TradingKey - On August 14, U.S. chip equipment leader Applied Materials delivered disappointing sales and profit forecasts, revealing the ripple effects of U.S.-China trade tensions across the global semiconductor supply chain.
The company projected revenue of approximately $6.7 billion for its fiscal Q4 ending October, significantly below the analyst consensus estimate of $7.32 billion. Adjusted earnings per share excluding certain items are expected at $2.11, trailing the $2.38 forecast.
Following the weak outlook, Applied Materials shares plunged more than 14% in after-hours trading.
Source: Google Finance
CEO Gary Dickerson explicitly stated the company is facing reduced demand from Chinese customers. As one of the world’s largest semiconductor consumption and manufacturing markets, China has long been a critical revenue source for Applied Materials, accounting for 35% of total sales in the recently concluded July quarter (fiscal Q3). Current low procurement intent from Chinese clients has directly triggered a sharp order decline, impacting performance expectations.
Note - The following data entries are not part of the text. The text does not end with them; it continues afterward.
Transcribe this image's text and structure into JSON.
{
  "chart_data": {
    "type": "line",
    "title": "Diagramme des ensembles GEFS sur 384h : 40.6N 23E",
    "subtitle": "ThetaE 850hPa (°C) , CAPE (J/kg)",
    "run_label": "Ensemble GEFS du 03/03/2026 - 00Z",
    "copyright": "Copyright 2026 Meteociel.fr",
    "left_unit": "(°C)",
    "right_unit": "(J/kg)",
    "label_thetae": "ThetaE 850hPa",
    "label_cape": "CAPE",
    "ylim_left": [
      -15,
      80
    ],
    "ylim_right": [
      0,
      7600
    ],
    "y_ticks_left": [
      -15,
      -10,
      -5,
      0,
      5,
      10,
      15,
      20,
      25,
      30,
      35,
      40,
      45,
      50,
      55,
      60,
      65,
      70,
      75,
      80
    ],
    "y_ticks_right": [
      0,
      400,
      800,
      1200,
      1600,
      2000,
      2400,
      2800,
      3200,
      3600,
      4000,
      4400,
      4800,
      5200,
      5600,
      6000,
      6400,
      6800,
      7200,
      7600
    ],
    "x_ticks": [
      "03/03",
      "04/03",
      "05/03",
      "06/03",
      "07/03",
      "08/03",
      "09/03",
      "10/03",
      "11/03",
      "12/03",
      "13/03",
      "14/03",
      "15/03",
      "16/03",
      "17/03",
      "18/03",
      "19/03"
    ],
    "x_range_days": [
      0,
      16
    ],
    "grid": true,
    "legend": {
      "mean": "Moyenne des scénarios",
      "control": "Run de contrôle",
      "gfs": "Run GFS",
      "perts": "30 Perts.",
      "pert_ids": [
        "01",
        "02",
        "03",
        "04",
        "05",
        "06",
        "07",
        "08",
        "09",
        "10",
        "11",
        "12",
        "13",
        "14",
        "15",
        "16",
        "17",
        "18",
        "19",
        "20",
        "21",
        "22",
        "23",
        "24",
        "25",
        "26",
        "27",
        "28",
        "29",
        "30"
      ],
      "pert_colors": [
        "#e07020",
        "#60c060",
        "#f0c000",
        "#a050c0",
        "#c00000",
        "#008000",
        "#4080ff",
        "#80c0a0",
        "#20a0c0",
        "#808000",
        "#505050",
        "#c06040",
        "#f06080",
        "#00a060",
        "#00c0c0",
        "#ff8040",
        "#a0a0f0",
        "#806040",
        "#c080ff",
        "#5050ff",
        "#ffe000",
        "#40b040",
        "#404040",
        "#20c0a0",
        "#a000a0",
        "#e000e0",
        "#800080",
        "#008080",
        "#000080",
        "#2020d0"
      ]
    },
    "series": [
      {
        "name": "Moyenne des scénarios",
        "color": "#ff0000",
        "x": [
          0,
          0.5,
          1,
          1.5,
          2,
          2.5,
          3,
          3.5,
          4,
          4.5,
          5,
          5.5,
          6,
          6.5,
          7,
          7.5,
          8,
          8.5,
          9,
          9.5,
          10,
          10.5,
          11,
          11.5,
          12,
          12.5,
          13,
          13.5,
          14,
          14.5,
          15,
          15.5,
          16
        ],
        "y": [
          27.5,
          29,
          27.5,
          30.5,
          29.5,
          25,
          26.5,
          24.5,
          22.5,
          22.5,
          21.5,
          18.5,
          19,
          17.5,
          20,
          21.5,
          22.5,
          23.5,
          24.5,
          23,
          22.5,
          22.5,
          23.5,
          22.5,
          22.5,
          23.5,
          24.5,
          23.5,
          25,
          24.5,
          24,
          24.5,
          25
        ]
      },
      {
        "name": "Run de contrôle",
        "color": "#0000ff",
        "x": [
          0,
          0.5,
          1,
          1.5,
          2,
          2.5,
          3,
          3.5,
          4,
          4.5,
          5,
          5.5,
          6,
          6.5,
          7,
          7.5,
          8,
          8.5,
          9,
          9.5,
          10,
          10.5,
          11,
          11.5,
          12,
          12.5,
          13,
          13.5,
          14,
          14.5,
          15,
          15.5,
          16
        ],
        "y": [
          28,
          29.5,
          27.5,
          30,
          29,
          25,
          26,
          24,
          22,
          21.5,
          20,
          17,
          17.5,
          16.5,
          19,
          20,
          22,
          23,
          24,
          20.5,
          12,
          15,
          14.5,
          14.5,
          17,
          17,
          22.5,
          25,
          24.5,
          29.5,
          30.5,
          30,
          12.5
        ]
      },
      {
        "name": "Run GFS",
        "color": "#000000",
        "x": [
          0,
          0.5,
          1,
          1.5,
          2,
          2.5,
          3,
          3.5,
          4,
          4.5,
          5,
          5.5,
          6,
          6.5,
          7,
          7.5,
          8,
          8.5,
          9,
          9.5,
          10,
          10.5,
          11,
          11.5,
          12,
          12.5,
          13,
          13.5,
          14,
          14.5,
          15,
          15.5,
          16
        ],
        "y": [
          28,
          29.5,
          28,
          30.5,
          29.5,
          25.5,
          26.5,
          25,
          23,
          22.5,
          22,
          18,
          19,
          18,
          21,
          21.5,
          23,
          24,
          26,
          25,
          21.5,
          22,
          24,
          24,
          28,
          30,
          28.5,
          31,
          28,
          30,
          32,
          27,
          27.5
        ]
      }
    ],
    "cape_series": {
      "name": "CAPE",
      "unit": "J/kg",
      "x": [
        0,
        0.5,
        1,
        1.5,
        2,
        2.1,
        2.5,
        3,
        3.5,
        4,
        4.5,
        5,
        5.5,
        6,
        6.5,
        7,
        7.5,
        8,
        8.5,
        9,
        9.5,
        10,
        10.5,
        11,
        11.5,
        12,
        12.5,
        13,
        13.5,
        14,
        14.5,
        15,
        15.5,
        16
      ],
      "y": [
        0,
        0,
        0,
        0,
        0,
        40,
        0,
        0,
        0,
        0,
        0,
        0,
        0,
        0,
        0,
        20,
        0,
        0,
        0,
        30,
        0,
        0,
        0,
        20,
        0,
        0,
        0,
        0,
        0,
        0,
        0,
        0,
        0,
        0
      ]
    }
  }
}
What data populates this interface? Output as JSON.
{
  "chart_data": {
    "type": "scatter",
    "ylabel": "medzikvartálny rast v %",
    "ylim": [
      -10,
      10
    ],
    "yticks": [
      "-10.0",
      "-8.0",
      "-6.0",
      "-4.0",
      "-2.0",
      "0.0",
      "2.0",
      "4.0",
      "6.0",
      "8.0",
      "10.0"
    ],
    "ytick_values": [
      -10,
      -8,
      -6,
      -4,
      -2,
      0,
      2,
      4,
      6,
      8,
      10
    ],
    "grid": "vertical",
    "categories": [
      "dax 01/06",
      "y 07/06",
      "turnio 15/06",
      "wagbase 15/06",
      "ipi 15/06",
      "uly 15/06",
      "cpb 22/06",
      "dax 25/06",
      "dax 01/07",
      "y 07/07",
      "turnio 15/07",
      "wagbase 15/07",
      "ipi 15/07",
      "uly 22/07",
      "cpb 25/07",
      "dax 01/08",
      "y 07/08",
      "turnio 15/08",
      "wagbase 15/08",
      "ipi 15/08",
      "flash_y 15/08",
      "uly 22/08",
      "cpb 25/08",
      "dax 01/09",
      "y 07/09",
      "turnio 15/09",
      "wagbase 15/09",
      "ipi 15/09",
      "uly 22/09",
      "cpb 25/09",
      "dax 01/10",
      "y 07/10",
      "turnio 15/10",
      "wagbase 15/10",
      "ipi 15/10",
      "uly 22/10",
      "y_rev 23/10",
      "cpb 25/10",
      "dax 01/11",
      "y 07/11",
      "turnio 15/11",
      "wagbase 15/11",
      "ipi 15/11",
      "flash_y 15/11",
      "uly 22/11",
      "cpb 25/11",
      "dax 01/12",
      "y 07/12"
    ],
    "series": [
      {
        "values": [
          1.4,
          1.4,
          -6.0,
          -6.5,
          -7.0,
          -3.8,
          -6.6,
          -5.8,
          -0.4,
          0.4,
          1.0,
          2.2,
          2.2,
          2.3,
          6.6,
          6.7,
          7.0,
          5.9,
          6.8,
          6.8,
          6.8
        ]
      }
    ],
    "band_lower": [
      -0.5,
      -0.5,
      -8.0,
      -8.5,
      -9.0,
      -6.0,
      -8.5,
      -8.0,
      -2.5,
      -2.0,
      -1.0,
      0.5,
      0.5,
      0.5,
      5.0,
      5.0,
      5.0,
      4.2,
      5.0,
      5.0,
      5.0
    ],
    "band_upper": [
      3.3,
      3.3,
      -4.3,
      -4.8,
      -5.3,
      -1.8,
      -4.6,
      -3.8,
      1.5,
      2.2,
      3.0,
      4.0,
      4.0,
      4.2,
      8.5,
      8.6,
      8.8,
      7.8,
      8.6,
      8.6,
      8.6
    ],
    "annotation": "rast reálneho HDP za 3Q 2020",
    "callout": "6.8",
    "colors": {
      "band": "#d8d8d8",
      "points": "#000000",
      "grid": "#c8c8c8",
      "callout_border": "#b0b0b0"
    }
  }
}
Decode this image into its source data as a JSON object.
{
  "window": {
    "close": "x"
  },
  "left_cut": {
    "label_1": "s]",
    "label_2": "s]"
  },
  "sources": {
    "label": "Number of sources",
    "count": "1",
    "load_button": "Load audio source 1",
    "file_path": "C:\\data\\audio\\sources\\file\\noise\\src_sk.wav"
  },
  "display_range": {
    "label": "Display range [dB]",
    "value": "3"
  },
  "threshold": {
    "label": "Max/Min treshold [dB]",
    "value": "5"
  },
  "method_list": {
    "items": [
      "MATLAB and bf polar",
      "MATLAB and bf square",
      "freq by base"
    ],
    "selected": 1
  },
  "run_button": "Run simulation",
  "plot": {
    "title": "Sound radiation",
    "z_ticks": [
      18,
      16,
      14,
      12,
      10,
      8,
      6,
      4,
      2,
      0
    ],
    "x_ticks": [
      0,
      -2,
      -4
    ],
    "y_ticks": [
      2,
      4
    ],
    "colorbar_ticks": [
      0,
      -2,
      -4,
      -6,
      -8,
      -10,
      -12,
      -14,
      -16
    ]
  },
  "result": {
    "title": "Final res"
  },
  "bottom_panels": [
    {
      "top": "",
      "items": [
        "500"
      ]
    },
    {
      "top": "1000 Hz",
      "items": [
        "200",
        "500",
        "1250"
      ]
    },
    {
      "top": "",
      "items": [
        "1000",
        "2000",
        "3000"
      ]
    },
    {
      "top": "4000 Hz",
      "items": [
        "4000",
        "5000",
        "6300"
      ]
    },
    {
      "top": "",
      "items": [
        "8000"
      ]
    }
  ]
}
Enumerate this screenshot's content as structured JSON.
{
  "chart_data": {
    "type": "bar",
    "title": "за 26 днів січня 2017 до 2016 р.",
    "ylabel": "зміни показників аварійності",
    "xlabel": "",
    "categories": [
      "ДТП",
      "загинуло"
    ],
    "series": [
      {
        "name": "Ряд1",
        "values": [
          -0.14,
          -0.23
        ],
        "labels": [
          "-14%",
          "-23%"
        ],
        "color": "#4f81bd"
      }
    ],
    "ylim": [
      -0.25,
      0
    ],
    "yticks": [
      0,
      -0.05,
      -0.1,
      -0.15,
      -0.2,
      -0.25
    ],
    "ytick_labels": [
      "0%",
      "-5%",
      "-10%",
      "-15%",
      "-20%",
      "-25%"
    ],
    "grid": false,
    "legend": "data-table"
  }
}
Escalating U.S. export restrictions on advanced semiconductor manufacturing equipment to China continue to limit Applied Materials’ ability to sell cutting-edge process tools to Chinese clients, affecting its high-growth business in the region.
Additionally, prolonged tariff negotiations and macroeconomic concerns have prompted major customers, including China to defer wafer fab expansion plans, entering a "capacity digestion phase" instead.
"Many peers have shown surprising China strength and given expectations for a decent pullback, but Applied Materials' results show much more volatility," said Brooks Idlet, senior analyst at CFRA Research.
Beyond China factors, CFO Brice Hill elaborated that "non-linear demand from leading-edge customers"—where a handful of top chipmakers reduce short-term procurement due to heightened market concentration and capacity expansion rhythm adjustments—further amplified revenue fluctuations.